Let $X$ be a topological space. Let $I$ be a poset and let $\mathcal F_i$ for $i\in I$ be sheaves on $X$, and $\{\pi_{ij}\colon \mathcal F_i \rightarrow \mathcal F_j\}_{i,j\in I}$ be an inductive system of maps for $i \le j$ and $i,j \in I$ that are compatible with the restriction maps of the $\mathcal F_i$. One may form a sheaf $\varinjlim \mathcal F_i$ by sheafifying the presheaf $U\mapsto \varinjlim \mathcal{F}_i(U)$ for $U$ open in $X$.
Claim: If $X$ is Noetherian then the presheaf $U\mapsto \varinjlim \mathcal{F}_i(U)$ is already a sheaf.
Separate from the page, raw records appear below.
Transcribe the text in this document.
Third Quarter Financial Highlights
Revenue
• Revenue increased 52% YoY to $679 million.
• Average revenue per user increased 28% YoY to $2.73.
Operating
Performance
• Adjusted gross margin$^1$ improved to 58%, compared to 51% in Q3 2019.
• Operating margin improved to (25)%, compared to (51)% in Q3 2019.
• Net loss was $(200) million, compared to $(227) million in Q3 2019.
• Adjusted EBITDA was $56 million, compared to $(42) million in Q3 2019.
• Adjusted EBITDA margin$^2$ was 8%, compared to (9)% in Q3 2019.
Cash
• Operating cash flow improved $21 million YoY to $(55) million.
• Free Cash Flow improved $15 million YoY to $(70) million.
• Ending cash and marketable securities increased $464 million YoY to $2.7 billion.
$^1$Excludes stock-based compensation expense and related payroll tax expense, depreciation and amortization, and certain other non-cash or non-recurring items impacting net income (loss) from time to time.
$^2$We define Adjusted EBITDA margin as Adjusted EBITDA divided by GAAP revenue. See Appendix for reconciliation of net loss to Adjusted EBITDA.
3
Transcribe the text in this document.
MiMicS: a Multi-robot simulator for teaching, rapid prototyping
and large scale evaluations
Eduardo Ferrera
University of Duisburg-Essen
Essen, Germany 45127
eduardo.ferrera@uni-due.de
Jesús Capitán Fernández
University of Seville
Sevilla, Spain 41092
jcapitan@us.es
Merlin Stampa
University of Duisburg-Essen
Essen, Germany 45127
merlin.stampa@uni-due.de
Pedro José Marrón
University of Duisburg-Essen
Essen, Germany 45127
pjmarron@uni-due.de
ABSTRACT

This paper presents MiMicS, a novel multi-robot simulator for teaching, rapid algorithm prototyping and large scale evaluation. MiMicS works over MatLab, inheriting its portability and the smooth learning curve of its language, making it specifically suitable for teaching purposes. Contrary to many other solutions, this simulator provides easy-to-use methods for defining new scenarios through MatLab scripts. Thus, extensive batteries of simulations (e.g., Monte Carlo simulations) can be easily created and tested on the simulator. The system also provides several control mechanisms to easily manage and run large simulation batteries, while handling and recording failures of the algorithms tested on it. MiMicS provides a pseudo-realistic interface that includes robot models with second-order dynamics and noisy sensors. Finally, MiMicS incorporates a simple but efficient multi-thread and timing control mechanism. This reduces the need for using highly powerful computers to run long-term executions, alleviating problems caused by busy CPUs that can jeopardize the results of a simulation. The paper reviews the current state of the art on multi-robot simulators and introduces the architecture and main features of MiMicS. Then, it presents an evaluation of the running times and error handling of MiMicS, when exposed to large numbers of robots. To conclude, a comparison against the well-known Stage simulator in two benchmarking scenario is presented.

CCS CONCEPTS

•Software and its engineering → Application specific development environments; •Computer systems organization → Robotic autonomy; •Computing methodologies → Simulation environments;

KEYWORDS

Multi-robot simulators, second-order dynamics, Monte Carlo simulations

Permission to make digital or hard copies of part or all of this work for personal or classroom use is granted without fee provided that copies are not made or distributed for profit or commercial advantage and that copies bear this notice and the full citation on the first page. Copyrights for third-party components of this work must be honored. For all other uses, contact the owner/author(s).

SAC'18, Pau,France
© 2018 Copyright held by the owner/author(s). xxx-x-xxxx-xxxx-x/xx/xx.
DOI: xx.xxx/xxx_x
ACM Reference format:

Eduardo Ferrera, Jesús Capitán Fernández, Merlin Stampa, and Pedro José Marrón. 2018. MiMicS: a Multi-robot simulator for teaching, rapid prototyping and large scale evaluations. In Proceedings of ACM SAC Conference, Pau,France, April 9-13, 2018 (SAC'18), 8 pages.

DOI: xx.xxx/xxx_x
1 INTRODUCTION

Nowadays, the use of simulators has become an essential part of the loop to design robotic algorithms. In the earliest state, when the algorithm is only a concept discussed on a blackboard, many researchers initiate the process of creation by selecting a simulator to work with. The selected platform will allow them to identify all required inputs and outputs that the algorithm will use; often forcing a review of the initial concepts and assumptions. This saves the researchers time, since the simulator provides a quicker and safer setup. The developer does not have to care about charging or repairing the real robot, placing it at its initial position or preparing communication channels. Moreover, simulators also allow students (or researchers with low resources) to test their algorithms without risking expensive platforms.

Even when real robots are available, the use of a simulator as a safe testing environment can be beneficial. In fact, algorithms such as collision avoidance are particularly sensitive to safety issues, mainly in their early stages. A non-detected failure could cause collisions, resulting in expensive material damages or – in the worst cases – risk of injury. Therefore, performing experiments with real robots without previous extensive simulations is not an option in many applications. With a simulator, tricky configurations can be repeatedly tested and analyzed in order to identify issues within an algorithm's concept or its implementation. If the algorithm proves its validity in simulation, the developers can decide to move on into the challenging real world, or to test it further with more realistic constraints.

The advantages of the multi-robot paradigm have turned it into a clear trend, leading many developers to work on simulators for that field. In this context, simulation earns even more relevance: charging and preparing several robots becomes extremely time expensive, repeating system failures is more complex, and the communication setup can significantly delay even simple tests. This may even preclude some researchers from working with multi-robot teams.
The above is an exercise in Hartshorne. It seems to me that this is true more generally, indeed all one needs is the space to be quasi-compact. But being Noetherian is stronger, indeed one can prove that a space is Noetherian iff it is locally Noetherian and quasi-compact. So I am left wondering why Mr. Hartshorne wrote Noetherian instead of quasi-compact here? Perhaps I am missing something?
Be aware that the sheaf axioms have to hold for any open covering of any open subset of $X$. I have not checked but, for me, that strongly suggests that any open subset of $X$ must be quasi-compact - which is equivalent to the space being Noetherian.
(Comment posted as an answer on @sdf's suggestion.)